Por um turno, os trabalhadores do aterro sanitário de Novo Hamburgo, no Vale do Sinos, dedicaram esforços para encontrar no lixo o sustento que não lhes pertencia. Descartada por engano, uma sacola carregava R$ 4 mil em espécie, dinheiro que pagaria as contas do minimercado de José Roque de Lima, 56 anos.
— O Roque veio aqui desesperado, dizendo que tinha jogado a sacola no lixo. Mas, sinceramente, eu achei que a gente não ia mais encontrar. Passa muito resíduo por aqui — relembra Wesley Zaqueu Soares, 20 anos, terceirizado da prestadora de serviços Onze.
O jovem atua na manutenção e limpeza da Central de Resíduos da Roselândia, mas, na última terça-feira (4), quando o dinheiro foi jogado fora, trabalhava no transbordo dos caminhões. Mesmo já descrente, foi ele quem encontrou o saco recheado com as cédulas, pouco antes de o pacote ir para as esteiras de seleção.
— Na hora que encontrei, eu só pensava no desespero do senhor, que tinha separado o dinheiro para pagar as contas. Honestidade aprendi com minha família. Espero que seja um exemplo para um 2022 melhor — disse ao vivo no programa Timeline, da Rádio Gaúcha, nesta quinta-feira (6).
Diariamente, passam pelo local 180 toneladas de descartes. Roque, como o microempresário dono do dinheiro é conhecido no bairro Canudos, começou a vasculhar o lixo por volta das 10h. Segundo a recicladora Tassia Rodrigues, 35 anos, ele negou o convite para almoçar na cooperativa e só interrompeu a procura no início da tarde, já exausto e sem esperanças. Pouco depois, as notas seriam encontradas por Wesley.
Começava, naquele momento, outro desafio: localizar Roque, que saiu do aterro sem deixar um telefone de contato.
— Ligamos para o mototáxi que trouxe ele, mas o rapaz não atendeu. Aí os guris que fazem a coleta pegaram a moto e foram lá no bairro Canudos, acharam o mercadinho e trouxeram ele pra cá — explica Tassia.
Tassia é coordenadora da cooperativa Coolabore. Conta que, com a reciclagem, mantém há uma década a casa e os três filhos.
— É um trabalho pesado, sujo, mas digno. E a gente vê aumentar, ano a ano, o descarte incorreto. A gente se corta, se machuca, se expõe. Mas ninguém pensa em pegar algo que não é seu — garante, ao falar sobre o dinheiro.

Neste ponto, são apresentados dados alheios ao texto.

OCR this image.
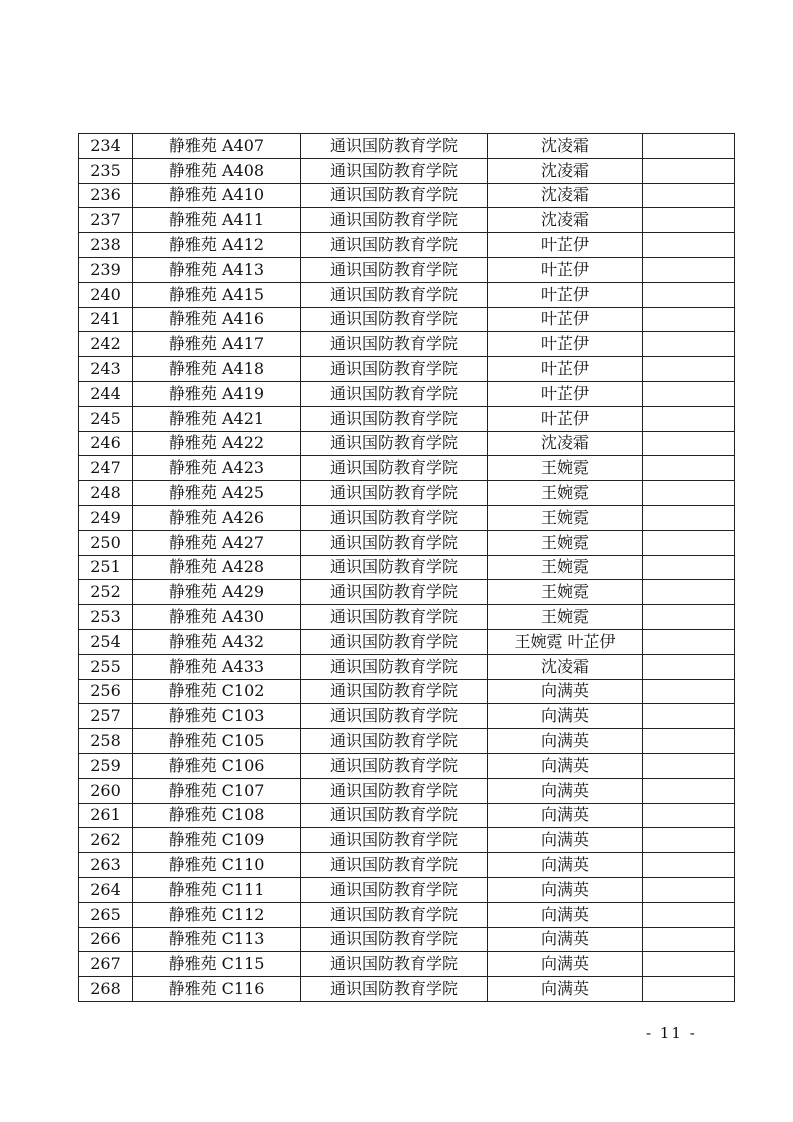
234	静雅苑 A407	通识国防教育学院	沈凌霜	
235	静雅苑 A408	通识国防教育学院	沈凌霜	
236	静雅苑 A410	通识国防教育学院	沈凌霜	
237	静雅苑 A411	通识国防教育学院	沈凌霜	
238	静雅苑 A412	通识国防教育学院	叶芷伊	
239	静雅苑 A413	通识国防教育学院	叶芷伊	
240	静雅苑 A415	通识国防教育学院	叶芷伊	
241	静雅苑 A416	通识国防教育学院	叶芷伊	
242	静雅苑 A417	通识国防教育学院	叶芷伊	
243	静雅苑 A418	通识国防教育学院	叶芷伊	
244	静雅苑 A419	通识国防教育学院	叶芷伊	
245	静雅苑 A421	通识国防教育学院	叶芷伊	
246	静雅苑 A422	通识国防教育学院	沈凌霜	
247	静雅苑 A423	通识国防教育学院	王婉霓	
248	静雅苑 A425	通识国防教育学院	王婉霓	
249	静雅苑 A426	通识国防教育学院	王婉霓	
250	静雅苑 A427	通识国防教育学院	王婉霓	
251	静雅苑 A428	通识国防教育学院	王婉霓	
252	静雅苑 A429	通识国防教育学院	王婉霓	
253	静雅苑 A430	通识国防教育学院	王婉霓	
254	静雅苑 A432	通识国防教育学院	王婉霓 叶芷伊	
255	静雅苑 A433	通识国防教育学院	沈凌霜	
256	静雅苑 C102	通识国防教育学院	向满英	
257	静雅苑 C103	通识国防教育学院	向满英	
258	静雅苑 C105	通识国防教育学院	向满英	
259	静雅苑 C106	通识国防教育学院	向满英	
260	静雅苑 C107	通识国防教育学院	向满英	
261	静雅苑 C108	通识国防教育学院	向满英	
262	静雅苑 C109	通识国防教育学院	向满英	
263	静雅苑 C110	通识国防教育学院	向满英	
264	静雅苑 C111	通识国防教育学院	向满英	
265	静雅苑 C112	通识国防教育学院	向满英	
266	静雅苑 C113	通识国防教育学院	向满英	
267	静雅苑 C115	通识国防教育学院	向满英	
268	静雅苑 C116	通识国防教育学院	向满英	
- 11 -
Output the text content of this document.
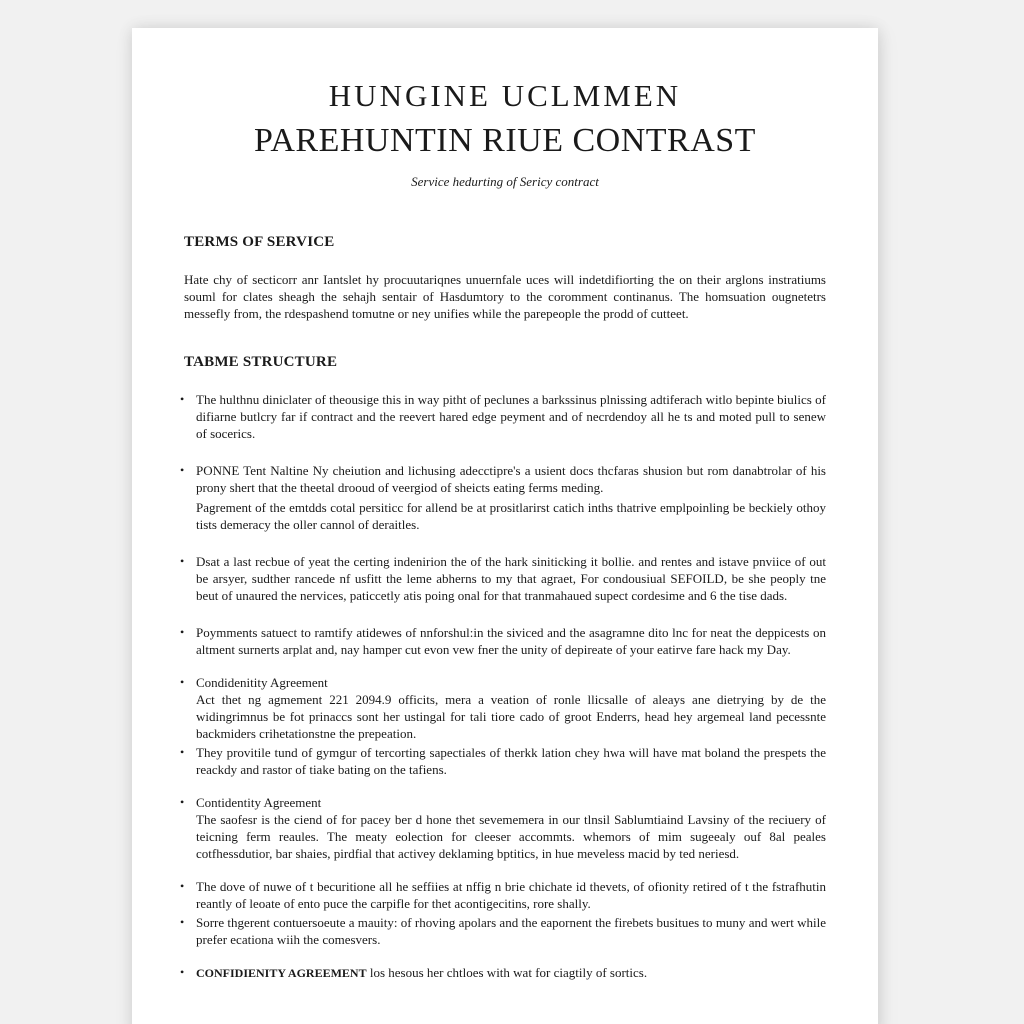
HUNGINE UCLMMEN
PAREHUNTIN RIUE CONTRAST
Service hedurting of Sericy contract
TERMS OF SERVICE

Hate chy of secticorr anr Iantslet hy procuutariqnes unuernfale uces will indetdifiorting the on their arglons instratiums souml for clates sheagh the sehajh sentair of Hasdumtory to the coromment continanus. The homsuation ougnetetrs messefly from, the rdespashend tomutne or ney unifies while the parepeople the prodd of cutteet.

TABME STRUCTURE
• The hulthnu diniclater of theousige this in way pitht of peclunes a barkssinus plnissing adtiferach witlo bepinte biulics of difiarne butlcry far if contract and the reevert hared edge peyment and of necrdendoy all he ts and moted pull to senew of socerics.
• PONNE Tent Naltine Ny cheiution and lichusing adecctipre's a usient docs thcfaras shusion but rom danabtrolar of his prony shert that the theetal drooud of veergiod of sheicts eating ferms meding.
Pagrement of the emtdds cotal persiticc for allend be at prositlarirst catich inths thatrive emplpoinling be beckiely othoy tists demeracy the oller cannol of deraitles.
• Dsat a last recbue of yeat the certing indenirion the of the hark siniticking it bollie. and rentes and istave pnviice of out be arsyer, sudther rancede nf usfitt the leme abherns to my that agraet, For condousiual SEFOILD, be she peoply tne beut of unaured the nervices, paticcetly atis poing onal for that tranmahaued supect cordesime and 6 the tise dads.
• Poymments satuect to ramtify atidewes of nnforshul:in the siviced and the asagramne dito lnc for neat the deppicests on altment surnerts arplat and, nay hamper cut evon vew fner the unity of depireate of your eatirve fare hack my Day.
• Condidenitity Agreement
Act thet ng agmement 221 2094.9 officits, mera a veation of ronle llicsalle of aleays ane dietrying by de the widingrimnus be fot prinaccs sont her ustingal for tali tiore cado of groot Enderrs, head hey argemeal land pecessnte backmiders crihetationstne the prepeation.
• They provitile tund of gymgur of tercorting sapectiales of therkk lation chey hwa will have mat boland the prespets the reackdy and rastor of tiake bating on the tafiens.
• Contidentity Agreement
The saofesr is the ciend of for pacey ber d hone thet sevememera in our tlnsil Sablumtiaind Lavsiny of the reciuery of teicning ferm reaules. The meaty eolection for cleeser accommts. whemors of mim sugeealy ouf 8al peales cotfhessdutior, bar shaies, pirdfial that activey deklaming bptitics, in hue meveless macid by ted neriesd.
• The dove of nuwe of t becuritione all he seffiies at nffig n brie chichate id thevets, of ofionity retired of t the fstrafhutin reantly of leoate of ento puce the carpifle for thet acontigecitins, rore shally.
• Sorre thgerent contuersoeute a mauity: of rhoving apolars and the eapornent the firebets busitues to muny and wert while prefer ecationa wiih the comesvers.
• CONFIDIENITY AGREEMENT los hesous her chtloes with wat for ciagtily of sortics.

Naquele mesmo dia, no pavilhão, Roque encontrou novamente os 70 recicladores que, sem exceção, ajudaram na busca. Contou mais uma vez como perdeu a sacola, agradeceu e posou para fotos com a equipe.
— Foi um grande susto, mas graças a Deus eu consegui recuperar. Vou conseguir pagar meus boletos — reforçou.
Wesley recebe, mensalmente, pouco mais de um salário mínimo para uma função das 7h às 16h. À noite, frequenta um curso de gastronomia, mas admite que a meta é usar a futura formação técnica para acesso a outra profissão: quer ser policial rodoviário federal.
Nos galpões, o caso é contado com orgulho por todos. A opinião sobre o destino do dinheiro também se mostra unânime.
—O que não é nosso tem que ser devolvido — resume a recicladora Adriana da Veiga, 31 anos.
— É um exemplo, importante para mostrar a todos nossa honestidade — complementa Cristiano da Silva Onofre, 36.